Much like their old place, this one had three bedrooms and two bathrooms—one of those bathrooms being in her parents' bedroom. Unlike the old place, this one had a second story. This is where her parents' would sleep, and there was also a "bonus room," as Fred put it, up there, which the last director had used as a home office. Nell saw her parents exchange a look, a silent communication, but she had no idea what it was about.
The two bedroom on the main level were unequal in size, so Nell chose the larger one, of course. It also had a cool little walk-in closet with a small window high up, so that no one could really climb in or out unless they were a child using a ladder. The windows looked out on the fence, which apparently surrounded the entire house as well as its front, back, and side yards. She could see redwood trees on the other side, rising up like neighbors. Would they block out the sun? Would they make her room dark all the time? Nell was used to living in the trees, but this was a new forest with new rules, and she did not yet know them.
The house also had a proper living room, dining room, and kitchen, as well as a porch with three steps up to the front door.
"I feel like I'm in Portland," Nell said.
"I know," her mom agreed. The walls inside were white. The outside was shingled, and the front door was brown. The window trims were yellow.
"Most of our staff housing looks like this," Fred said. "'Course, yours is the nicest."
"Pretty good for a guy who got canned," Nell muttered.

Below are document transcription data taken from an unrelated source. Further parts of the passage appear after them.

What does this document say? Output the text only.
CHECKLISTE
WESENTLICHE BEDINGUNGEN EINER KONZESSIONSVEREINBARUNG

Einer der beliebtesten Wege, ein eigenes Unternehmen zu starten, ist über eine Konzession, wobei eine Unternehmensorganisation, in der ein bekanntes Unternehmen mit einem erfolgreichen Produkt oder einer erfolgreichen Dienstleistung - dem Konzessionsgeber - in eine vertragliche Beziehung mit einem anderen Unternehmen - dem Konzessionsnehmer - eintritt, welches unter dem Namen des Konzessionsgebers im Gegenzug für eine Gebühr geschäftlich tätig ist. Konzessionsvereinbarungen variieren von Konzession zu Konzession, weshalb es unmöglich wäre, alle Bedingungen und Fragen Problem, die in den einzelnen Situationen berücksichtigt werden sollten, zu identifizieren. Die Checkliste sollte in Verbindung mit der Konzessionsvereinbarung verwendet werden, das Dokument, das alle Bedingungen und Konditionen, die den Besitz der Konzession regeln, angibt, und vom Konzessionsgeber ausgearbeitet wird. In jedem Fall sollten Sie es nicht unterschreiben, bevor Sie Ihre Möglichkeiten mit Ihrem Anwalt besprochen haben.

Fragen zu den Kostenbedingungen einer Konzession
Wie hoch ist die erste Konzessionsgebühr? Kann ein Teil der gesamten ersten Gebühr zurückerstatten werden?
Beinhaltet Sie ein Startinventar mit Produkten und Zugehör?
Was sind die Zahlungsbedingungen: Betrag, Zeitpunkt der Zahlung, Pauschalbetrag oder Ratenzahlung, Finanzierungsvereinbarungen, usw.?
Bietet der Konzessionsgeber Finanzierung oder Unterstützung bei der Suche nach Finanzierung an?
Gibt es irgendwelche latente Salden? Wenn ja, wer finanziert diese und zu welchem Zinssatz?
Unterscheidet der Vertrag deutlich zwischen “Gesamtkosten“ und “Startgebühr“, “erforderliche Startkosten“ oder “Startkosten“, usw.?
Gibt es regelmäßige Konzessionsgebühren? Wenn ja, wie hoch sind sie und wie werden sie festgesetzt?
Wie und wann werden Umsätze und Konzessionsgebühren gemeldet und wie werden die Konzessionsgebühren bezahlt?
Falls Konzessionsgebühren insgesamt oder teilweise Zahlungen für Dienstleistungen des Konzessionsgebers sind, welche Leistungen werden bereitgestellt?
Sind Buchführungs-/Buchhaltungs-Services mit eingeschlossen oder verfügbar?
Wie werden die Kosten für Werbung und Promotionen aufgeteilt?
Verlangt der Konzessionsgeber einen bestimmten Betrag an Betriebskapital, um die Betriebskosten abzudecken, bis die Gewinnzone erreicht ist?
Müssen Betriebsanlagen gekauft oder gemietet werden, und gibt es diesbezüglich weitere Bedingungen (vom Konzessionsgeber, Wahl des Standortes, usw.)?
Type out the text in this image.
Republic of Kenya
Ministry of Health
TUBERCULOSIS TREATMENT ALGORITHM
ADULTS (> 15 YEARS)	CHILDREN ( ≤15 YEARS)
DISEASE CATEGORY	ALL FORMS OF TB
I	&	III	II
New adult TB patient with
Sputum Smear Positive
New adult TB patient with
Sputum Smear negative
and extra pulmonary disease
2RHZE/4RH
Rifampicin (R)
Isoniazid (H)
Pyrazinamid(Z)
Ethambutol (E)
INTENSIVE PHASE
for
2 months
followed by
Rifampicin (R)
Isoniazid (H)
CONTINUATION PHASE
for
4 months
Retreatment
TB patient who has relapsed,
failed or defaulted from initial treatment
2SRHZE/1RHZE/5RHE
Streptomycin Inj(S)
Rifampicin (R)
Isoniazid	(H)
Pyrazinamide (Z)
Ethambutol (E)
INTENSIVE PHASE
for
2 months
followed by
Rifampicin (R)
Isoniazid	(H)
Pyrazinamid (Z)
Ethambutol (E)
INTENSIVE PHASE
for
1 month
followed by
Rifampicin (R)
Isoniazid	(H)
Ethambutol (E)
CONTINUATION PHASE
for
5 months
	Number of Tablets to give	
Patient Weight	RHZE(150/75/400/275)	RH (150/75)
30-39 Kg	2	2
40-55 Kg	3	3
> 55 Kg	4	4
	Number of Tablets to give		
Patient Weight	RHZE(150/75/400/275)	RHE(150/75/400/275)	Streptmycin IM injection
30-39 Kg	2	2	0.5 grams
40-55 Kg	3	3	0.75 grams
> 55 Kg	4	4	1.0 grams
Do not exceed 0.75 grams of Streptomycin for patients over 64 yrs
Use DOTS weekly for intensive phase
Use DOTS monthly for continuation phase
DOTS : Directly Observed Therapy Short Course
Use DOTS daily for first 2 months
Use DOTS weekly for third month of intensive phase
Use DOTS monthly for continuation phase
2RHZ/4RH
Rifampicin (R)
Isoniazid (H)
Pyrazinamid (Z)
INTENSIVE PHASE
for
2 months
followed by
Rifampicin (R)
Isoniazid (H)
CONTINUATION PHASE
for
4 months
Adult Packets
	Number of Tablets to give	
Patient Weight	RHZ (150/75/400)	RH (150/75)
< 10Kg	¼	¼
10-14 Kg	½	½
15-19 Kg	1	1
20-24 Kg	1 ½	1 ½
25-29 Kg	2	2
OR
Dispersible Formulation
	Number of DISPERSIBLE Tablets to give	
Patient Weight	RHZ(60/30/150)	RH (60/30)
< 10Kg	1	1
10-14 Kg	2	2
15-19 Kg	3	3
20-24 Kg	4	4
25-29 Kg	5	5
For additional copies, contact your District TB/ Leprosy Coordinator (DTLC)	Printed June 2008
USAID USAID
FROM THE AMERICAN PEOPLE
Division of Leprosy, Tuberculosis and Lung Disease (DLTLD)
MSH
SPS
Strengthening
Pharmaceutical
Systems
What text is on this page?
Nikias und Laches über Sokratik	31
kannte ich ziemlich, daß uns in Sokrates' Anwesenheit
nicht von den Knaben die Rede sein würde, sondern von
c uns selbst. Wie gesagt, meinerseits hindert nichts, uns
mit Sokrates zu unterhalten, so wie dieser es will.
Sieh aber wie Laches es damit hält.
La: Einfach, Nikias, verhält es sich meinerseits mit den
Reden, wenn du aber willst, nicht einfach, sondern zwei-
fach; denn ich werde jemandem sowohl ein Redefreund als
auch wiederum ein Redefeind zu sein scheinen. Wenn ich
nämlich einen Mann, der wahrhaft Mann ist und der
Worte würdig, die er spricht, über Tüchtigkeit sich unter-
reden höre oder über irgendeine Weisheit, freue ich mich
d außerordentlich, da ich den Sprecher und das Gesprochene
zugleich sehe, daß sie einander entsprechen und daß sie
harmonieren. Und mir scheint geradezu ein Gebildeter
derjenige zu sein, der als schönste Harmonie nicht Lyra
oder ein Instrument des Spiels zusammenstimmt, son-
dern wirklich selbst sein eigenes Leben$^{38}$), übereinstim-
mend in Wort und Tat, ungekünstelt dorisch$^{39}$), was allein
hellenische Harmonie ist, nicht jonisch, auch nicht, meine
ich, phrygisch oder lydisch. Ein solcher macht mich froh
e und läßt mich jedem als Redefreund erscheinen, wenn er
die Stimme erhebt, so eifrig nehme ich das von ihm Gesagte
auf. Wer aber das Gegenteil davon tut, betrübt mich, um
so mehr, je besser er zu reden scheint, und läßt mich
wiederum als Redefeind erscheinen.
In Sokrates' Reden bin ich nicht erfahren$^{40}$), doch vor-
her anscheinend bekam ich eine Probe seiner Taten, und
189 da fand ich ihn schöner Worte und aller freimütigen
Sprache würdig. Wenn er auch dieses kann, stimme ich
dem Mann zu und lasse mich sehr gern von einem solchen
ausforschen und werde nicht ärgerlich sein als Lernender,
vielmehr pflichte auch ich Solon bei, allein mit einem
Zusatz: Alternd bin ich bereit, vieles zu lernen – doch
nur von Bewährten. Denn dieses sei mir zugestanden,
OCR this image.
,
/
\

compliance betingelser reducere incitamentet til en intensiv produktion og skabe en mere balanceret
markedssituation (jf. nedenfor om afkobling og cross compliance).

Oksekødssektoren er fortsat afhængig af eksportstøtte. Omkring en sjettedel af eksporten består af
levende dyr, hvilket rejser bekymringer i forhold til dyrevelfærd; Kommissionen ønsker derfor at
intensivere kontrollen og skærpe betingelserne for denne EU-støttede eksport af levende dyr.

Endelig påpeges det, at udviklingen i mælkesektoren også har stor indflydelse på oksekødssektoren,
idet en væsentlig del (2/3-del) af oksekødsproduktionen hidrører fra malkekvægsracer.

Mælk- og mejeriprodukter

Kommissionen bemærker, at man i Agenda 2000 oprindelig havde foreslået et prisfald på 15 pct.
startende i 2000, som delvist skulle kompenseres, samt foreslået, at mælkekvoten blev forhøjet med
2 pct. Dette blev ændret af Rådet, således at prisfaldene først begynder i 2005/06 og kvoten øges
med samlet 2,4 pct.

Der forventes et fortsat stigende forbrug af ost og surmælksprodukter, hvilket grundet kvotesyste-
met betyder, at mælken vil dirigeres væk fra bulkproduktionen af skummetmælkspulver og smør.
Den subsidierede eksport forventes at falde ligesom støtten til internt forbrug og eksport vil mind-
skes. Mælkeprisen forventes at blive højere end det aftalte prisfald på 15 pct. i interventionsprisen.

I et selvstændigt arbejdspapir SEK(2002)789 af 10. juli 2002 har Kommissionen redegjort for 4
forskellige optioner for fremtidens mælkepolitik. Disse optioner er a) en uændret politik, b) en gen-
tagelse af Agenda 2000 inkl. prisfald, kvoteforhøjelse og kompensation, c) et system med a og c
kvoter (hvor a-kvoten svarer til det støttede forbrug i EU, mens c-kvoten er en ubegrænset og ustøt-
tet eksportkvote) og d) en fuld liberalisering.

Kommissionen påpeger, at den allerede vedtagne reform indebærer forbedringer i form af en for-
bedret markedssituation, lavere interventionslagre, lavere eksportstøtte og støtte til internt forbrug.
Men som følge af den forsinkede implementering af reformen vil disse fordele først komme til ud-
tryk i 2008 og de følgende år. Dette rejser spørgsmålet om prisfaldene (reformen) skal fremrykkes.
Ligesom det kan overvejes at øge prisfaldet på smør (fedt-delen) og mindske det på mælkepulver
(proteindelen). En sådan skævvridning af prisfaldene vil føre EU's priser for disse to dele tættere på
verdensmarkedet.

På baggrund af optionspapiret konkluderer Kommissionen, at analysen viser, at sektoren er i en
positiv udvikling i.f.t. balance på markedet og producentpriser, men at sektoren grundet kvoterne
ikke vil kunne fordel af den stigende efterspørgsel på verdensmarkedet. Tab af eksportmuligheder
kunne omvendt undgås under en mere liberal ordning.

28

Her mom gave her the Mom look. Nell knew she was pushing it, but there was a witness. They couldn't outright yell at her or murder her or anything. Still, Nell knew her mom would have words with her about respect and all that crap later.
Fred didn't seem to notice, or if he did, he was cool as a cucumber.
"Wanna settle in or take a walk around first?" Fred asked.
"Let's walk," Nell's mom said. "We've been all cooped up driving for too long."
Fred led them back out to the main parking lot. They went down the way he'd approached them, which, as Nell had guessed, was the main path leading to the heart of the campgrounds—the dining hall.
It was always the dining hall.
The dining hall was where things happened. Meals of course. Registration of campers. Announcement, announcements, ah-now-ounce-ments! This dining hall was different than the one at Camp Fields. Newer. Not a rectangle, but some sort of polygon—maybe a hexagon or an octagon. She wasn't sure and didn't feel like counting the walls to figure it out. Banners hung from the high ceilings, four in all, in bright colors--red, aquamarine, golden yellow, and orange. Nell wasn't sure what the designs were supposed to be on them. Their group moved through the whole building it seemed—the kitchen, a staff lounge, the bathrooms, the loading dock.
They went out the back way, a door off the dock, and Fred led them through the different villages, chatting all the while, a real tour guide style with a mellow bent. There were four villages, just as there had been at Fields, which were named for their attributes such as Creekside, River Bend, Piney, and Granite. Here, the villages were named for Native American tribes: Miwok, Costanoan, Chumash, and Yurok. Nell knew nothing about them, and was embarrassed by her ignorance. As a matter of fact, she didn't know much about Oregonian tribes either. Just the names, not their histories. She vowed to do better this time.
===
Hi Wattpad readers! I hope you're enjoying the tour of Nell's new camp home. I'm also kind of figuring out the landscape of it all as a I write. If you ever went to summer camp, tell me about it? I'm curious to know: what was the dining hall like? Were there mottos?
YOU ARE READING
Family + Camp (working title)
Novela JuvenilIt's 1990, and Penelope Annabelle Min-Yi Harte, known to her friends and family as Nell, is not at all thrilled to be starting over. It's the summer before her senior year-at a new camp. That's right: nearly all of her life, Nell's dad has run a sum...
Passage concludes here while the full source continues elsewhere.